There was a Tuesday in February, about six months into recovery, when I made a pot of coffee, sat at my kitchen table, and watched the snow fall on the courtyard for an entire hour. I did nothing else. I had no podcast playing, no phone in my hand. I simply sat and watched. And at the end of that hour I felt, for the first time in as long as I could remember, something that resembled peace. Not happiness — something quieter than happiness. The sense of being, without the anxious qualification of doing.
It sounds small. It was not small at all.
Unlearning Achievement as Identity
The hardest part of recovering from burnout is not the rest. It is the identity reckoning. When you have built your entire sense of self around performance — when your answer to "who are you?" is essentially a CV — losing the ability to perform does not just exhaust you. It un-selves you. And rebuilding a self from something other than achievement requires confronting all the questions that busyness had been keeping at bay.
I found myself, in those slow months, returning to things I had abandoned in my twenties in the name of practicality. I had been a serious cellist until university, when I had decided, in a very German and practical way, that music was not a career and therefore not a legitimate use of time. I found my cello in storage and began to play again — badly, rustily, with enormous pleasure. I walked along the canal at Tempelhof for hours on grey afternoons, not toward anything, just walking. I cooked elaborate meals for no one in particular.
These were not productivity substitutes. They were the early vocabulary of a self that existed outside of usefulness. A self I was, at thirty-four, meeting for the first time.
My therapist once asked me what I would tell a young woman just starting her career, knowing what I know now. I thought for a long time. "That rest is not what you do when you've earned enough to deserve it," I finally said. "It's what makes it possible to deserve anything at all."
What Breaking Gave Me
I returned to work, eventually. Writing — but differently. More slowly. With greater selectivity about what I take on and, more importantly, why. I have turned down assignments that would have thrilled the old me and felt nothing but relief. I have built, carefully, a life with more Muße in it — more afternoons that belong to no deliverable, more mornings that begin without an agenda.
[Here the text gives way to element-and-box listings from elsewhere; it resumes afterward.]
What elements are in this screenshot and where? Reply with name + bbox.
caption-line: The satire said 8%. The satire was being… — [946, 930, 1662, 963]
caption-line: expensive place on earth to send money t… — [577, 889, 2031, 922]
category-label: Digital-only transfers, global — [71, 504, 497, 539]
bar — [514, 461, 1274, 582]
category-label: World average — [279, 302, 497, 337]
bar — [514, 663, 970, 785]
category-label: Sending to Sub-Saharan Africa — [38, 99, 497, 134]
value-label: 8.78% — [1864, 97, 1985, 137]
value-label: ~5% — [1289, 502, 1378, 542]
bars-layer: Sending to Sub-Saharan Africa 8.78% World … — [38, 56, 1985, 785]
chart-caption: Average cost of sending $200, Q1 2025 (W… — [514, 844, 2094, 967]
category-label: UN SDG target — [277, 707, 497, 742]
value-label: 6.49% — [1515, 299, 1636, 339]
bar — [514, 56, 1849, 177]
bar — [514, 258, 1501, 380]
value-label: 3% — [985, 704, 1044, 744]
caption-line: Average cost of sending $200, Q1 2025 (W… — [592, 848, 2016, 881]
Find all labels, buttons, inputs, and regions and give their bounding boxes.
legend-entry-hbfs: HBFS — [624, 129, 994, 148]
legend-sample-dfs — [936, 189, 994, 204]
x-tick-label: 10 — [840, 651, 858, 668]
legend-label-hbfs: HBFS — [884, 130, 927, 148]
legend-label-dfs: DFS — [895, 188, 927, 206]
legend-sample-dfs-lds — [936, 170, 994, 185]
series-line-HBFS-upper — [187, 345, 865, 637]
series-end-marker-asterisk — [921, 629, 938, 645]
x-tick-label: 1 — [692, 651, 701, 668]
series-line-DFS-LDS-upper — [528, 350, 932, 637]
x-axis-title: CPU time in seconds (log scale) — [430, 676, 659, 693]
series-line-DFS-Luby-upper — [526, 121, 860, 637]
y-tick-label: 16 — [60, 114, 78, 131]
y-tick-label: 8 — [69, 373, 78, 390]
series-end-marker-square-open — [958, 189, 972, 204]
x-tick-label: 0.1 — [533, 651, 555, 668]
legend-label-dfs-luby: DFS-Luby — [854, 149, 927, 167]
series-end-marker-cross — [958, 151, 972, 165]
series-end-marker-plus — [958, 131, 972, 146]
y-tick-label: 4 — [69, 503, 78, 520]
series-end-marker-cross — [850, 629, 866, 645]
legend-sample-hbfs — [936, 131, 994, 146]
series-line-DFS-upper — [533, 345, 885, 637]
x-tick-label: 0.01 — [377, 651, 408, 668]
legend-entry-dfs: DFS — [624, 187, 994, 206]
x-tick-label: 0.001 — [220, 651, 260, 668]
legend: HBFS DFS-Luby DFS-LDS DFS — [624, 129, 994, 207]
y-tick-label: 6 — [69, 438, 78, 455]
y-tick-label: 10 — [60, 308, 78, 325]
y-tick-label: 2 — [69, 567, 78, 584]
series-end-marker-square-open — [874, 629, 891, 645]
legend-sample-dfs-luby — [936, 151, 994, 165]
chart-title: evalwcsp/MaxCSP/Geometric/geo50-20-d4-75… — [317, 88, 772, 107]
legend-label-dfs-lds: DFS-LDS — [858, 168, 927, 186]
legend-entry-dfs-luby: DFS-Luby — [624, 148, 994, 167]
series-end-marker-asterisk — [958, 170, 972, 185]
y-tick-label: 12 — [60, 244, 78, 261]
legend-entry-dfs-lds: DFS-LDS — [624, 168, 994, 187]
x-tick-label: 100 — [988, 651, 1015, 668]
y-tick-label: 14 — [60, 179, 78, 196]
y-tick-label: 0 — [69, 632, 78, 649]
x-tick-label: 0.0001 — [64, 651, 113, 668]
I would not wish burnout on anyone. It is a serious thing, often involving physical consequences that linger long after the immediate crisis has passed, and it is not the transformative gift it is sometimes romanticised as being. But I will say this honestly: the woman I am on the other side of my breaking point is more alive than the one who broke. More honest. More willing to disappoint people in service of her own sustainability. Less impressive by the old measures, and far more present in the life she is actually living.
If you are somewhere in the exhaustion — whether you have hit the wall or are watching yourself approach it — I want to tell you: the silence on the other side of the breaking is not empty. It is full of things you could not hear while you were so busy performing. Your actual preferences. Your body's wisdom. The quieter, more sustainable version of yourself who has been waiting, with considerable patience, for you to slow down enough to notice her.
She is there. And she is worth the terrible, necessary work of stillness.